En Centre-Val de Loire, vos élus réagissent après le discours de politique générale de Jean Castex devant l'Assemblée

Le Premier ministre Jean Castex a fait la part belle aux "territoires", lors de son discours de politique générale mercredi 15 juillet devant l'Assemblée nationale. En région Centre-Val de Loire, les élus départementaux et régionaux demandent à être convaincus.

Le Premier ministre Jean Castex devant l'Assemblée nationale le 15 juillet.
Le Premier ministre Jean Castex devant l'Assemblée nationale le 15 juillet. © Vincent Isore/IP3
Lors de son discours de politique générale devant l'Assemblée nationale mercredi 15 juillet, le Premier ministre Jean Castex a recueilli 345 voix pour, 177 contre et 43 abstentions. Cette prise de parole très attendue marque le début de la deuxième partie du quinquennat, très secoué dernièrement par l'épidémie de Covid-19.

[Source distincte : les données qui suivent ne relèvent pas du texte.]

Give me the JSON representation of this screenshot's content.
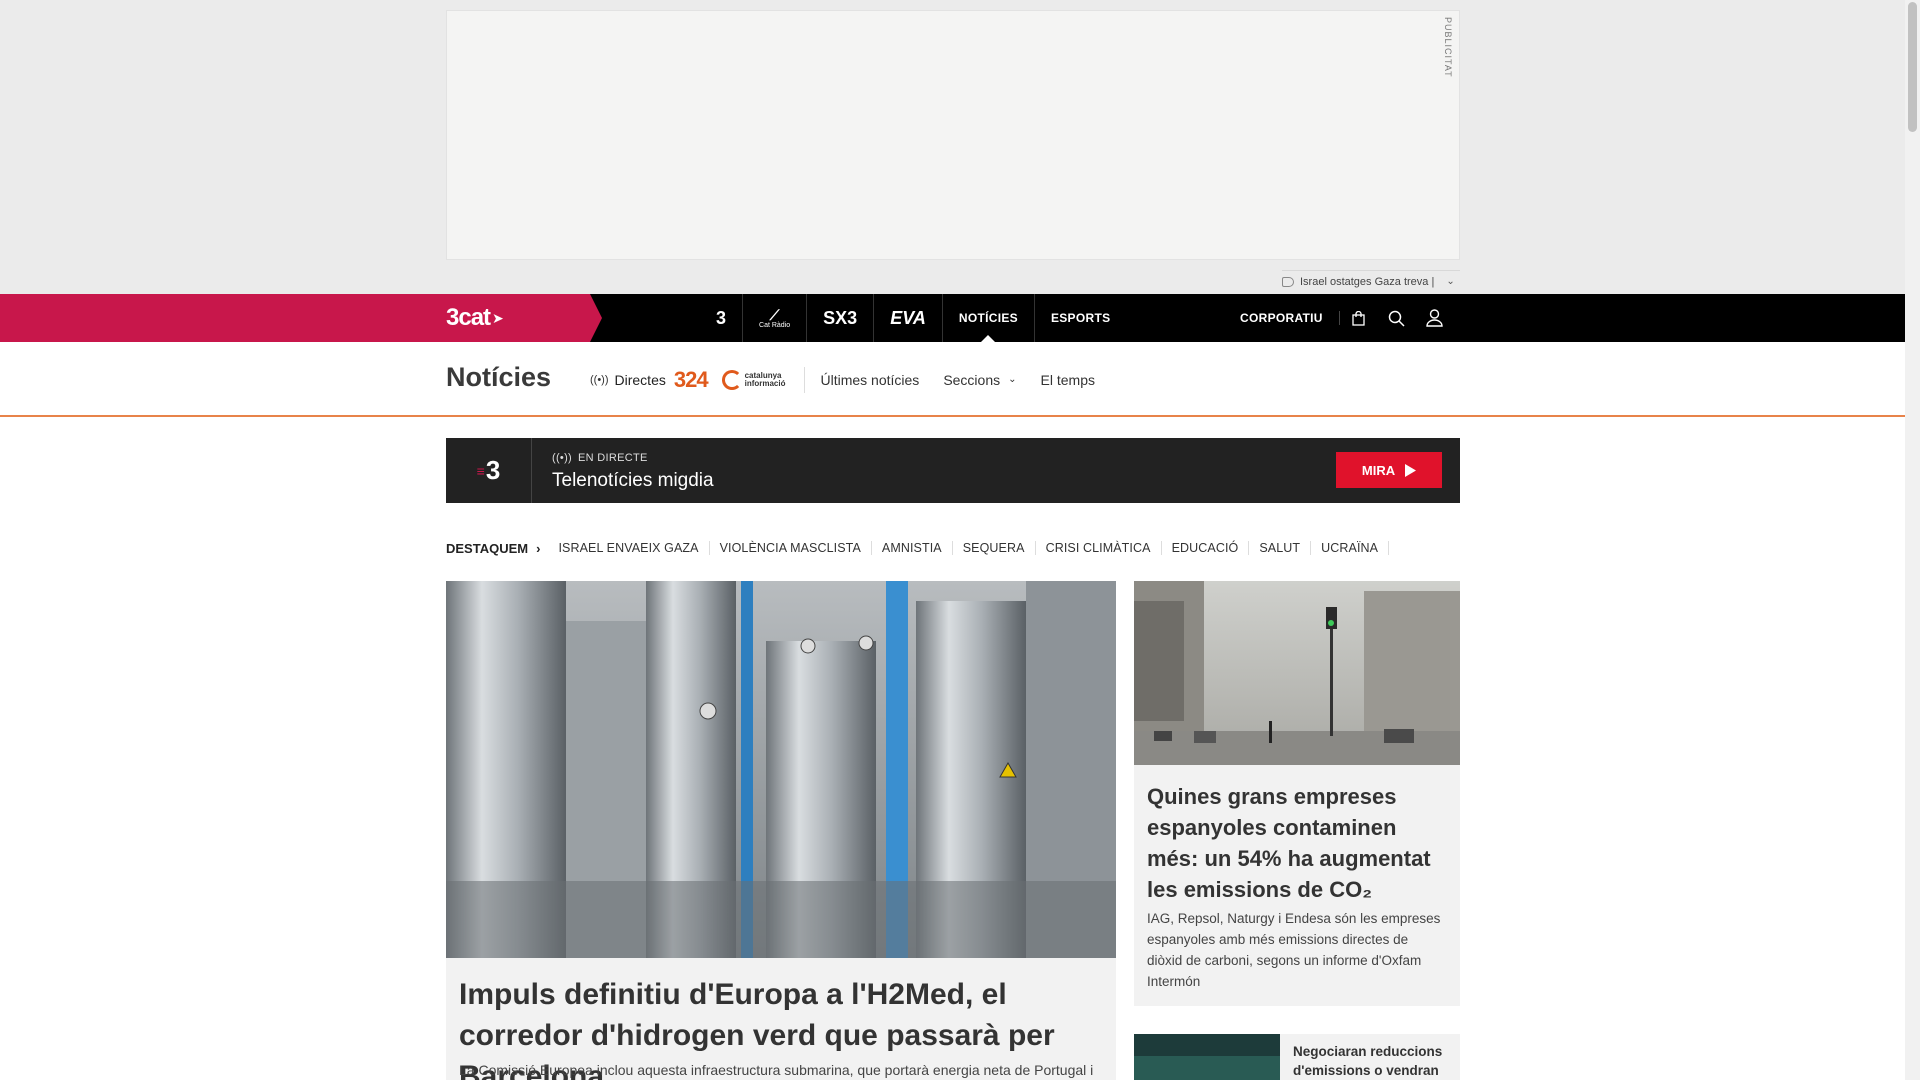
{
  "ad": {
    "label": "PUBLICITAT"
  },
  "topic_select": {
    "value": "Israel ostatges Gaza treva |"
  },
  "brand": {
    "name": "3cat"
  },
  "channels": [
    {
      "label": "3"
    },
    {
      "label": "Cat Ràdio"
    },
    {
      "label": "SX3"
    },
    {
      "label": "EVA"
    },
    {
      "label": "NOTÍCIES"
    },
    {
      "label": "ESPORTS"
    }
  ],
  "nav_right": {
    "corporate": "CORPORATIU"
  },
  "subnav": {
    "title": "Notícies",
    "directes": "Directes",
    "logo_324": "324",
    "logo_ci_line1": "catalunya",
    "logo_ci_line2": "informació",
    "links": {
      "latest": "Últimes notícies",
      "sections": "Seccions",
      "weather": "El temps"
    }
  },
  "live": {
    "channel": "3",
    "tag": "EN DIRECTE",
    "title": "Telenotícies migdia",
    "button": "MIRA"
  },
  "destaquem": {
    "title": "DESTAQUEM",
    "items": [
      "ISRAEL ENVAEIX GAZA",
      "VIOLÈNCIA MASCLISTA",
      "AMNISTIA",
      "SEQUERA",
      "CRISI CLIMÀTICA",
      "EDUCACIÓ",
      "SALUT",
      "UCRAÏNA"
    ]
  },
  "main_story": {
    "headline": "Impuls definitiu d'Europa a l'H2Med, el corredor d'hidrogen verd que passarà per Barcelona",
    "lead": "La Comissió Europea inclou aquesta infraestructura submarina, que portarà energia neta de Portugal i"
  },
  "side_story": {
    "headline": "Quines grans empreses espanyoles contaminen més: un 54% ha augmentat les emissions de CO₂",
    "lead": "IAG, Repsol, Naturgy i Endesa són les empreses espanyoles amb més emissions directes de diòxid de carboni, segons un informe d'Oxfam Intermón"
  },
  "small_story": {
    "headline": "Negociaran reduccions d'emissions o vendran"
  },
  "colors": {
    "brand": "#c8174b",
    "accent_line": "#e8834a",
    "live_button": "#e0122b"
  }
}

Mais si les députés ont accordé leur confiance au nouveau chef du gouvernement, ce n'est pas encore le cas de tous les élus locaux, qui ont suivi cette allocution avec intérêt. Devant l'hémicycle, l'ancien maire de Prades n'a pas hésité à faire du pied aux "territoires" pour "réconcilier ces France si différentes, les souder ou les ressouder". Il affirme vouloir faire de la "décentralisation" et de la "déconcentration" ses priorités pour les mois à venir.

En Centre-Val de Loire, les élus réclament plus de moyens

Jean Castex a notamment annoncé que les créations d'emplois de fonctionnaires seraient gérées, dès 2021, par les départements et non plus par l'administration centrale. Il estime également que le "droit à la différenciation" des territoires doit être "consacré dans une loi organique". Enfin, le Premier ministre souhaite rétablir les juges de proximité dans tout le pays pour répondre aux "incivilités du quotidien".

Des projets "flous" pour Jean-Gérard Paumier (LR), président du conseil départemental d'Indre-et-Loire, qui attend des "actions concrètes" de la part du gouvernement.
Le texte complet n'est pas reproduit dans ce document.